Un dilemme éthique pour les experts en données
Malgré les inquiétudes concernant l’obsolescence de leurs emplois, les salaires proposés peuvent rendre difficile pour certaines personnes le fait de refuser des missions de formation qui pourraient conduire à leur propre remplacement. Les chercheurs ont leurs propres théories sur ce que ces rôles d’experts impliquent quant à la direction de l’industrie de l’IA.
“Avant, la plupart des technologies d’IA que nous utilisons sont entraînées sur ce que nous appelons des ensembles de données de type ‘décharge’“, explique Milagros Miceli. Celui-ci dirige le groupe de recherche sur les données, les systèmes algorithmiques et l’éthique à l’institut de recherche Weizenbaum à Berlin. La collecte de données de ce type a déclenché des poursuites judiciaires de la part des éditeurs et titulaires de droits.
Aussi, de nombreux éditeurs de premier plan bloquent désormais la collecte de données. Miceli affirme que le paiement d’experts fournit une solution de contournement. L’expérience d’Ana, une jeune diplômée vivant en Espagne, montre que si les travailleurs de données cols blancs peuvent obtenir des salaires plus élevés que leurs homologues travaillant en Asie du Sud-Est, ils souffrent toujours d’instabilité.

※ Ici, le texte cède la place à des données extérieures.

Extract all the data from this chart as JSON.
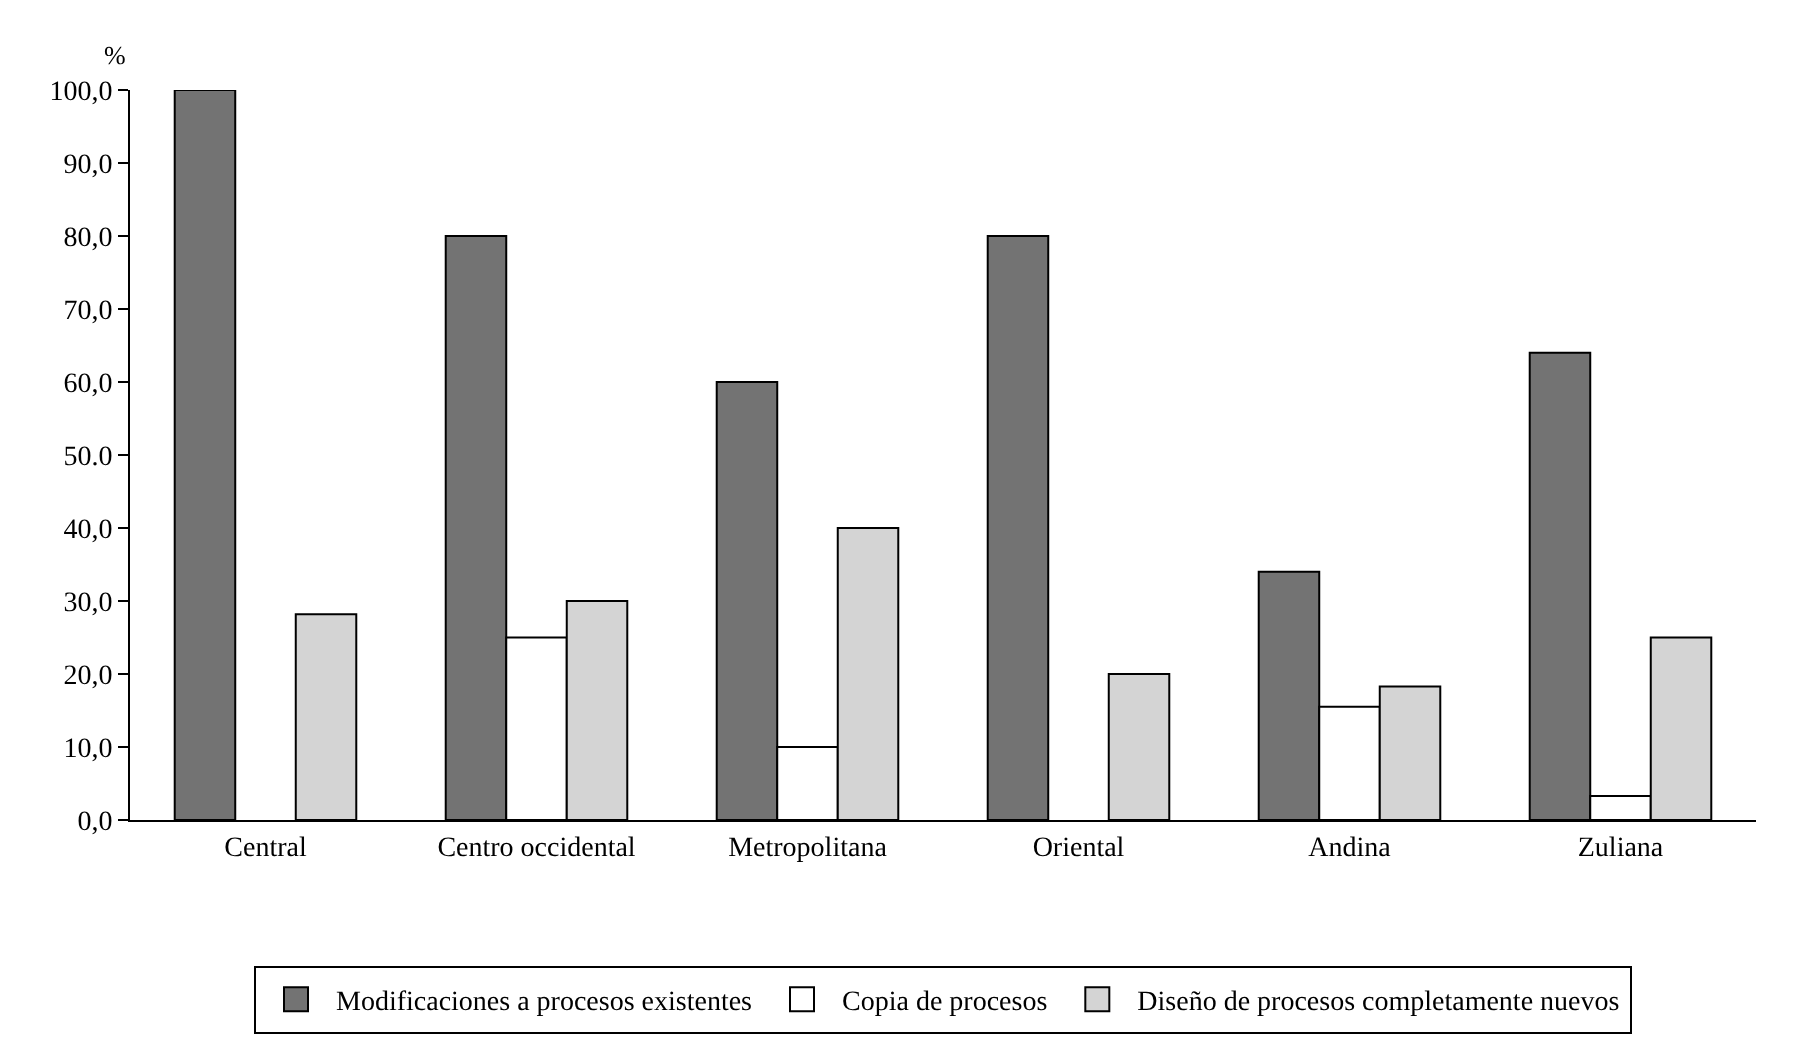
{
  "chart_data": {
    "type": "bar",
    "ylabel": "%",
    "categories": [
      "Central",
      "Centro occidental",
      "Metropolitana",
      "Oriental",
      "Andina",
      "Zuliana"
    ],
    "series": [
      {
        "name": "Modificaciones a procesos existentes",
        "color": "#737373",
        "values": [
          100,
          80,
          60,
          80,
          34,
          64
        ]
      },
      {
        "name": "Copia de procesos",
        "color": "#ffffff",
        "values": [
          null,
          25,
          10,
          null,
          15.5,
          3.3
        ]
      },
      {
        "name": "Diseño de procesos completamente nuevos",
        "color": "#d4d4d4",
        "values": [
          28.2,
          30,
          40,
          20,
          18.3,
          25
        ]
      }
    ],
    "ylim": [
      0,
      100
    ],
    "yticks": [
      {
        "value": 0,
        "label": "0,0"
      },
      {
        "value": 10,
        "label": "10,0"
      },
      {
        "value": 20,
        "label": "20,0"
      },
      {
        "value": 30,
        "label": "30,0"
      },
      {
        "value": 40,
        "label": "40,0"
      },
      {
        "value": 50,
        "label": "50.0"
      },
      {
        "value": 60,
        "label": "60,0"
      },
      {
        "value": 70,
        "label": "70,0"
      },
      {
        "value": 80,
        "label": "80,0"
      },
      {
        "value": 90,
        "label": "90,0"
      },
      {
        "value": 100,
        "label": "100,0"
      }
    ],
    "legend": "bottom"
  }
}
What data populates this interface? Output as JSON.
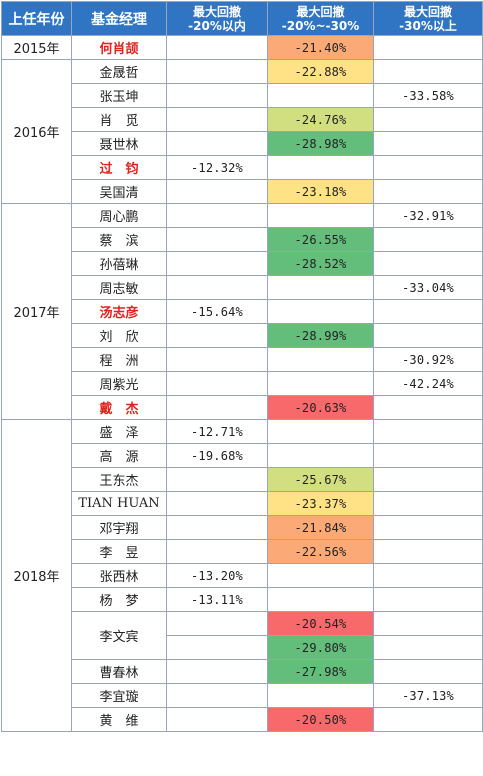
{
  "headers": {
    "year": "上任年份",
    "manager": "基金经理",
    "c1_line1": "最大回撤",
    "c1_line2": "-20%以内",
    "c2_line1": "最大回撤",
    "c2_line2": "-20%~-30%",
    "c3_line1": "最大回撤",
    "c3_line2": "-30%以上"
  },
  "colors": {
    "header_bg": "#2f75c4",
    "highlight_name": "#e0231f",
    "red": "#f8696b",
    "orange": "#fbaa77",
    "yellow": "#ffe285",
    "lime": "#d1df81",
    "green": "#63be7b"
  },
  "groups": [
    {
      "year": "2015年",
      "rows": [
        {
          "name": "何肖颉",
          "highlight": true,
          "c1": "",
          "c2": "-21.40%",
          "c2_color": "orange",
          "c3": ""
        }
      ]
    },
    {
      "year": "2016年",
      "rows": [
        {
          "name": "金晟哲",
          "highlight": false,
          "c1": "",
          "c2": "-22.88%",
          "c2_color": "yellow",
          "c3": ""
        },
        {
          "name": "张玉坤",
          "highlight": false,
          "c1": "",
          "c2": "",
          "c3": "-33.58%"
        },
        {
          "name": "肖　觅",
          "highlight": false,
          "c1": "",
          "c2": "-24.76%",
          "c2_color": "lime",
          "c3": ""
        },
        {
          "name": "聂世林",
          "highlight": false,
          "c1": "",
          "c2": "-28.98%",
          "c2_color": "green",
          "c3": ""
        },
        {
          "name": "过　钧",
          "highlight": true,
          "c1": "-12.32%",
          "c2": "",
          "c3": ""
        },
        {
          "name": "吴国清",
          "highlight": false,
          "c1": "",
          "c2": "-23.18%",
          "c2_color": "yellow",
          "c3": ""
        }
      ]
    },
    {
      "year": "2017年",
      "rows": [
        {
          "name": "周心鹏",
          "highlight": false,
          "c1": "",
          "c2": "",
          "c3": "-32.91%"
        },
        {
          "name": "蔡　滨",
          "highlight": false,
          "c1": "",
          "c2": "-26.55%",
          "c2_color": "green",
          "c3": ""
        },
        {
          "name": "孙蓓琳",
          "highlight": false,
          "c1": "",
          "c2": "-28.52%",
          "c2_color": "green",
          "c3": ""
        },
        {
          "name": "周志敏",
          "highlight": false,
          "c1": "",
          "c2": "",
          "c3": "-33.04%"
        },
        {
          "name": "汤志彦",
          "highlight": true,
          "c1": "-15.64%",
          "c2": "",
          "c3": ""
        },
        {
          "name": "刘　欣",
          "highlight": false,
          "c1": "",
          "c2": "-28.99%",
          "c2_color": "green",
          "c3": ""
        },
        {
          "name": "程　洲",
          "highlight": false,
          "c1": "",
          "c2": "",
          "c3": "-30.92%"
        },
        {
          "name": "周紫光",
          "highlight": false,
          "c1": "",
          "c2": "",
          "c3": "-42.24%"
        },
        {
          "name": "戴　杰",
          "highlight": true,
          "c1": "",
          "c2": "-20.63%",
          "c2_color": "red",
          "c3": ""
        }
      ]
    },
    {
      "year": "2018年",
      "rows": [
        {
          "name": "盛　泽",
          "highlight": false,
          "c1": "-12.71%",
          "c2": "",
          "c3": ""
        },
        {
          "name": "高　源",
          "highlight": false,
          "c1": "-19.68%",
          "c2": "",
          "c3": ""
        },
        {
          "name": "王东杰",
          "highlight": false,
          "c1": "",
          "c2": "-25.67%",
          "c2_color": "lime",
          "c3": ""
        },
        {
          "name": "TIAN HUAN",
          "highlight": false,
          "c1": "",
          "c2": "-23.37%",
          "c2_color": "yellow",
          "c3": ""
        },
        {
          "name": "邓宇翔",
          "highlight": false,
          "c1": "",
          "c2": "-21.84%",
          "c2_color": "orange",
          "c3": ""
        },
        {
          "name": "李　昱",
          "highlight": false,
          "c1": "",
          "c2": "-22.56%",
          "c2_color": "orange",
          "c3": ""
        },
        {
          "name": "张西林",
          "highlight": false,
          "c1": "-13.20%",
          "c2": "",
          "c3": ""
        },
        {
          "name": "杨　梦",
          "highlight": false,
          "c1": "-13.11%",
          "c2": "",
          "c3": ""
        },
        {
          "name": "李文宾",
          "highlight": false,
          "c1": "",
          "c2": "-20.54%",
          "c2_color": "red",
          "c3": "",
          "name_rowspan": 2
        },
        {
          "name": "",
          "highlight": false,
          "c1": "",
          "c2": "-29.80%",
          "c2_color": "green",
          "c3": "",
          "merged_name": true
        },
        {
          "name": "曹春林",
          "highlight": false,
          "c1": "",
          "c2": "-27.98%",
          "c2_color": "green",
          "c3": ""
        },
        {
          "name": "李宜璇",
          "highlight": false,
          "c1": "",
          "c2": "",
          "c3": "-37.13%"
        },
        {
          "name": "黄　维",
          "highlight": false,
          "c1": "",
          "c2": "-20.50%",
          "c2_color": "red",
          "c3": ""
        }
      ]
    }
  ]
}
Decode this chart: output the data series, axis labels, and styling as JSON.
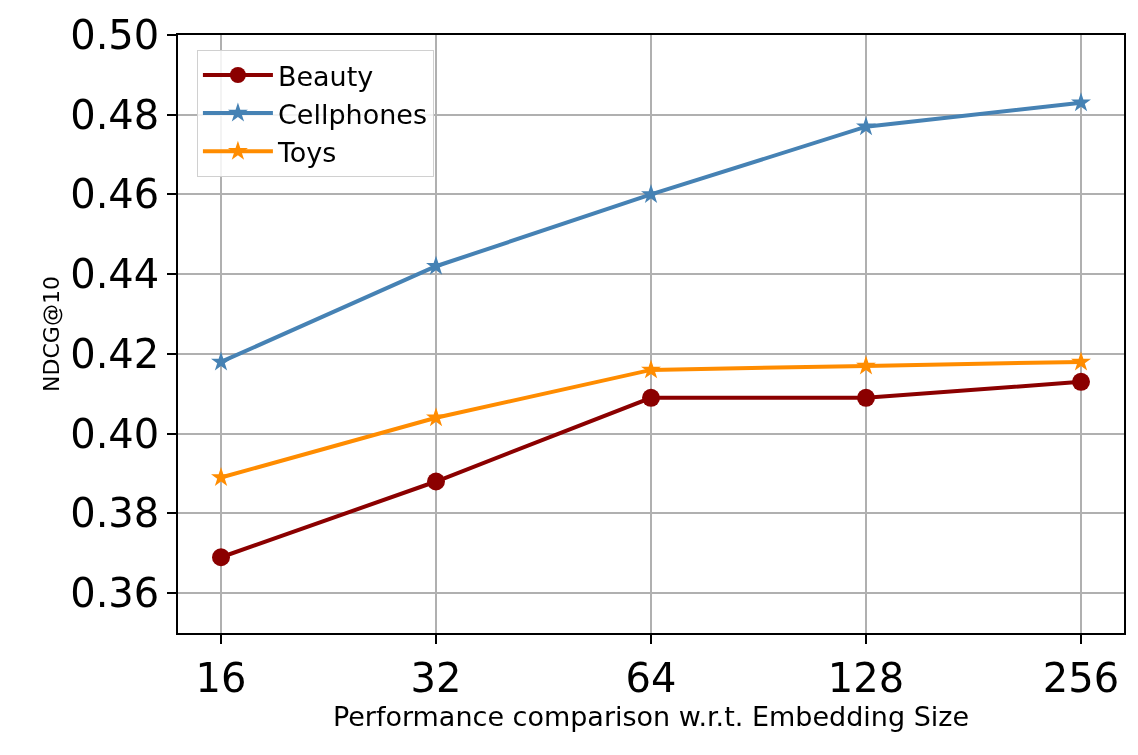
{
  "chart_data": {
    "type": "line",
    "xlabel": "Performance comparison w.r.t. Embedding Size",
    "ylabel": "NDCG@10",
    "categories": [
      "16",
      "32",
      "64",
      "128",
      "256"
    ],
    "ylim": [
      0.35,
      0.5
    ],
    "yticks": [
      0.36,
      0.38,
      {
        "value": 0.4,
        "label": "0.40"
      },
      0.42,
      0.44,
      0.46,
      0.48,
      {
        "value": 0.5,
        "label": "0.50"
      }
    ],
    "series": [
      {
        "name": "Beauty",
        "color": "#8b0000",
        "marker": "circle",
        "values": [
          0.369,
          0.388,
          0.409,
          0.409,
          0.413
        ]
      },
      {
        "name": "Cellphones",
        "color": "#4682b4",
        "marker": "star",
        "values": [
          0.418,
          0.442,
          0.46,
          0.477,
          0.483
        ]
      },
      {
        "name": "Toys",
        "color": "#ff8c00",
        "marker": "star",
        "values": [
          0.389,
          0.404,
          0.416,
          0.417,
          0.418
        ]
      }
    ],
    "grid": true,
    "legend": "top left",
    "line_style": "solid"
  }
}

Ana et Jay affirment tous deux que Remotasks les a brusquement coupés et se sont sentis mis à l’écart pour des raisons qu’ils ne comprenaient pas entièrement. Malgré ces défis, Ana considère son travail de formation d’IA comme un autre chapitre du progrès humain, dont elle peut également tirer parti. Elle utilise désormais cette philosophie dans son travail de rédactrice, en utilisant l’IA pour l’aider à trouver des idées.